In what appears ironic, Overbeck mirrors Nietzsche’s early attitude toward the explanatory power of art beyond Alexandrian explication. The problem with dogma is that propositional analysis cannot capture the essential faith without remainder. Overbeck says in a lecture on John’s Gospel, “In every century where Christian faith has been a living faith, church history is full of holy poetry.” For Overbeck, the subduing and domestication of the arts for ritual and instantiation of the church’s novel Alexandrian doctrine runs counter to the world-fleeing spirit of the apostolic spirituality. But Overbeck believes that the nature of the world-fleeing church must be unapologetically (in both senses of the word) expressed. That expression, since it is attempting to express essential spirituality, will have a heightened sense of “holy poetry”.

Any attempt by the church to affirm the world is seen as an attempt to rob Christianity of its very soul. “The matter is different only when one realizes that world-denial is the inmost soul of Christianity, that for Christianity the world is no longer a possible and worthy place for religion.” Not even the Reformation is spared from his rebuke where Overbeck says, “It allowed the use and enjoyment of a world it could not annihilate… .”

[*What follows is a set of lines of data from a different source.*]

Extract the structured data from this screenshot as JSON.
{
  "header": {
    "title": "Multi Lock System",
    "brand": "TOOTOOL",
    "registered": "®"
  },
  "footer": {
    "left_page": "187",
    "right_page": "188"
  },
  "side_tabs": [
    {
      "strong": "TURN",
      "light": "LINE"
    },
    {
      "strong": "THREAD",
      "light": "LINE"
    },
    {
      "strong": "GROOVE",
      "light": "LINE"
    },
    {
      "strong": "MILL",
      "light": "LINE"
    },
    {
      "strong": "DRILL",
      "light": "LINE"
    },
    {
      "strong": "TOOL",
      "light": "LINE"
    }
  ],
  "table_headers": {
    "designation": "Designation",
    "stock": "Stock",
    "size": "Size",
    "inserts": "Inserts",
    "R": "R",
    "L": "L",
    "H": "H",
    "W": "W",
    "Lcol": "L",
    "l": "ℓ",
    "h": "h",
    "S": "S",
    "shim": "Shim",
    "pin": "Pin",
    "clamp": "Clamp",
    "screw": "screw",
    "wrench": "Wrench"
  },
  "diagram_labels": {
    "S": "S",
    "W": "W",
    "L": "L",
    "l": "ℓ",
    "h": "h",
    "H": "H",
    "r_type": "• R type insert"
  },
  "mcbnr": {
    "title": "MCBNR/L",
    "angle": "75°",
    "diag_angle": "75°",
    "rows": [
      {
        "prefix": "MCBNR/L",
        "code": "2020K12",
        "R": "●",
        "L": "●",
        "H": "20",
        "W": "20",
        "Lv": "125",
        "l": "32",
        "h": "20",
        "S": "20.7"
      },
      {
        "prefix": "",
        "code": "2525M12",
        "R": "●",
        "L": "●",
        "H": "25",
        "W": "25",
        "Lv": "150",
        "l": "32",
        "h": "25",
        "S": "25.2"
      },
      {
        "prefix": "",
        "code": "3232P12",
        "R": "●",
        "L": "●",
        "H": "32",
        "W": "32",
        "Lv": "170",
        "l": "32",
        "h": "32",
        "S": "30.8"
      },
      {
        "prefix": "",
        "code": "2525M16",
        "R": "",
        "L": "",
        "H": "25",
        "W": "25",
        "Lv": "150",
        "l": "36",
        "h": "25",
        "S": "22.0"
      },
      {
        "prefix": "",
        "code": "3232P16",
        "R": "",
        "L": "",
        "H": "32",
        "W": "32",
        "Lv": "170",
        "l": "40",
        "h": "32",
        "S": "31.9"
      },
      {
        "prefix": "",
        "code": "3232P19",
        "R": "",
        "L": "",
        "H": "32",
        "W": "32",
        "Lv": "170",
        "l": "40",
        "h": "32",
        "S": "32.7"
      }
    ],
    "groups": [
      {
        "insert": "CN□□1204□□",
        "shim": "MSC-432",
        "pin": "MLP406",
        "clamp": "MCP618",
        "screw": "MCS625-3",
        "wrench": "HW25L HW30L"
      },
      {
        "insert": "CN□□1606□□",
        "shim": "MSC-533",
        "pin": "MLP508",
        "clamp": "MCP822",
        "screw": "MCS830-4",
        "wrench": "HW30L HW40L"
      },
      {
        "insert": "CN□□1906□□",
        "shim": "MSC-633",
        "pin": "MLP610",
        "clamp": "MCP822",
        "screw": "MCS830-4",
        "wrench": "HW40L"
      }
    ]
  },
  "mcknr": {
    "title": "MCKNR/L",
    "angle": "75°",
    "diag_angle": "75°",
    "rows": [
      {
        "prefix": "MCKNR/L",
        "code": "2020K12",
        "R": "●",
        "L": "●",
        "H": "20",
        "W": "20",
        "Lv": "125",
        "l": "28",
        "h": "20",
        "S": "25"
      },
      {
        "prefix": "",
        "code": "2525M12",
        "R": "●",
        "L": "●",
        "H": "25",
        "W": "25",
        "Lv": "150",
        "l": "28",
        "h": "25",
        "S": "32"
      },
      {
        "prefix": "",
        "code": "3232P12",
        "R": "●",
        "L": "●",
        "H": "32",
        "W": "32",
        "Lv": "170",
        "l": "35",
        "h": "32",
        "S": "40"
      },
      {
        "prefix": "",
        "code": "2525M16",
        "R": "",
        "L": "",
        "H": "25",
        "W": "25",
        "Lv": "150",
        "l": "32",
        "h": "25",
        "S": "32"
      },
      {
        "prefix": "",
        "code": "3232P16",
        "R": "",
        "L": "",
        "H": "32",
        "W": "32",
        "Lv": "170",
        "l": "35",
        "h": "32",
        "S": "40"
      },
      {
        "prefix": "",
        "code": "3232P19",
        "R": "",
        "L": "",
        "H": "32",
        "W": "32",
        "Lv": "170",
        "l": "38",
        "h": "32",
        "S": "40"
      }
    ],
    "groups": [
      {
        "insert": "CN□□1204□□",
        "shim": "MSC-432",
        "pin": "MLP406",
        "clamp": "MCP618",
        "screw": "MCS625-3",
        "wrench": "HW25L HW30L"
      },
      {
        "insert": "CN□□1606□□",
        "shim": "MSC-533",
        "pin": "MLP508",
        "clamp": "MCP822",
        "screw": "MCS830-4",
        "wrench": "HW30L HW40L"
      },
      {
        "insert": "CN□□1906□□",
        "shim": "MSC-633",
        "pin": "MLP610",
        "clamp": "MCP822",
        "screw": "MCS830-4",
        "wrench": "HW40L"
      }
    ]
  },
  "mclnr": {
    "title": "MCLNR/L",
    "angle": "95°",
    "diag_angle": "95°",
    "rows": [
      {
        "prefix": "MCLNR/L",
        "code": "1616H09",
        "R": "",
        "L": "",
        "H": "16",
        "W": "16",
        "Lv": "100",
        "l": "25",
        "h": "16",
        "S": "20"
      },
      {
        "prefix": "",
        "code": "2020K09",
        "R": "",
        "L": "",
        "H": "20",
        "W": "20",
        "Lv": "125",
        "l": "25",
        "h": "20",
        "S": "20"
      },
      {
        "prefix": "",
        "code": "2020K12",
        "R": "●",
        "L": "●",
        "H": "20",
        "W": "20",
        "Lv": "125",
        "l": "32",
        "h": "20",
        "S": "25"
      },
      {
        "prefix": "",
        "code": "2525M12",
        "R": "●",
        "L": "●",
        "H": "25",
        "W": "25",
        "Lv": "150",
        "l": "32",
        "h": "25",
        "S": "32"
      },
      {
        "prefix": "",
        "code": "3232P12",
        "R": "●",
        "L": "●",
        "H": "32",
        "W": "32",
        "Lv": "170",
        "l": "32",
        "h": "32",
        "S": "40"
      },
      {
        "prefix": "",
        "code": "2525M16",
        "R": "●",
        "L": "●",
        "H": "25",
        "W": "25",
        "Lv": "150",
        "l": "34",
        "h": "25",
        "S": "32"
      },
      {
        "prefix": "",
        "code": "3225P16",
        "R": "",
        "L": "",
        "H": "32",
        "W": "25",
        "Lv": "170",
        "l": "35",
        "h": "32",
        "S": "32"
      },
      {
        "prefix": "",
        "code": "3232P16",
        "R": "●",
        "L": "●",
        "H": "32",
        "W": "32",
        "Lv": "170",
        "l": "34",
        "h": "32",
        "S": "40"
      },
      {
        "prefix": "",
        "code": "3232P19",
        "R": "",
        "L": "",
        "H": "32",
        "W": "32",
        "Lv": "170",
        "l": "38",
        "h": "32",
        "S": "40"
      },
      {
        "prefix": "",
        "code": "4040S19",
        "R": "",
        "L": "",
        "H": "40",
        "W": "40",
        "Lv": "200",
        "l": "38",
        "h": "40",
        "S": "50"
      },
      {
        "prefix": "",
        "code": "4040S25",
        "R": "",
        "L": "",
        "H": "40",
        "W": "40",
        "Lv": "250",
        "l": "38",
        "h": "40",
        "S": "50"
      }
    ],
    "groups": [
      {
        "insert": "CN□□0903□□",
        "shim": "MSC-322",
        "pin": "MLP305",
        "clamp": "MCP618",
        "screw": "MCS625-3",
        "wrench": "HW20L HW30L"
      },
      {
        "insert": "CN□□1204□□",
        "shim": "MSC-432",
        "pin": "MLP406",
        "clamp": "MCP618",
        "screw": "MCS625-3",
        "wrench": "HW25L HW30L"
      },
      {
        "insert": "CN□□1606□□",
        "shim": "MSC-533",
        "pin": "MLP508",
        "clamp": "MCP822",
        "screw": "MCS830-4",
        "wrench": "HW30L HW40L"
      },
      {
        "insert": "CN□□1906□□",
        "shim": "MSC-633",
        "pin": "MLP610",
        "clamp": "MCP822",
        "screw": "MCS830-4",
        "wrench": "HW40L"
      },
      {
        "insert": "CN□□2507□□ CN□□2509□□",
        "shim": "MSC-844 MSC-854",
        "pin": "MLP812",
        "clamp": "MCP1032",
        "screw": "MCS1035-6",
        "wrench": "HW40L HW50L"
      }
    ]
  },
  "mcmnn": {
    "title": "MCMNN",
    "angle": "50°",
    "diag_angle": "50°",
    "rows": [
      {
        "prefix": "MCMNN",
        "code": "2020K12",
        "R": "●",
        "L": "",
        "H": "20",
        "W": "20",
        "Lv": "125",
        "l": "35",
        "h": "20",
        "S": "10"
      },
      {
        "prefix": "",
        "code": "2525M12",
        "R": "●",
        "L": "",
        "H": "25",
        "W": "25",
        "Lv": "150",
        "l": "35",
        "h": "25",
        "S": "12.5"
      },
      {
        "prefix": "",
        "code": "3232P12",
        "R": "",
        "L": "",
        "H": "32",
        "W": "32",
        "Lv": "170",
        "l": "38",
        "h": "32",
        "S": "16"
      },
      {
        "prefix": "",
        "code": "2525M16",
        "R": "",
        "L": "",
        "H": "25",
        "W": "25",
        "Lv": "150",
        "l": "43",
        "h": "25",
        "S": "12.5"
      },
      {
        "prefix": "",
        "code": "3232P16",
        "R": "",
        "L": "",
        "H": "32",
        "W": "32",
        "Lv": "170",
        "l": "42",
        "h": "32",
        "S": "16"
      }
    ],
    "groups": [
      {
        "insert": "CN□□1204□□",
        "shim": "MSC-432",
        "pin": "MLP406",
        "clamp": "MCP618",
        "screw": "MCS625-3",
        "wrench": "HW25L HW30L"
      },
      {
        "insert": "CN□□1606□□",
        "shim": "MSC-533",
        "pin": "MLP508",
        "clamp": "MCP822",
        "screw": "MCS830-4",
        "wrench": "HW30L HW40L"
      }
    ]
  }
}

In the stead of popular theologies, Overbeck commends a new theology: critical theology. “Critical theology will prevent such theologies from dragging through the world an unreal thing they call Christianity, from which has been taken its soul. Namely the denial of world.” Overbeck sets out to describe a new field that will study historic Christianity historically. It will be strictly historical, meaning that it will focus only on what Christianity was and thereby is not restricted to interacting with what Christianity is.

Franz Overbeck brings a unique understanding of essential Christianity to 19th century German scholarship. Essential Christianity, per Overbeck, centers on the denial of this world in favor of the immanent return of Christ. That essential spirituality was perverted as world-denial took on the form of dogma, asceticism, and martyrdom. Further, every act of apologetic engagement of the world, commandeering art, and/or development of ritual further instantiated the church’s identification with the very world from which it ought to take flight.

  • Franz Overbeck, On the Christianity of Theology, Translated by John Elbert Wilson (Pickwick Publications: San Jose, CA, 2002).
  • James Arwin Overbeck (no relation to Franz), “History Against Theology: An Analysis of the Life and Thought of Franz Overbeck.” (Ph.D. diss., University of Chicago, 1975).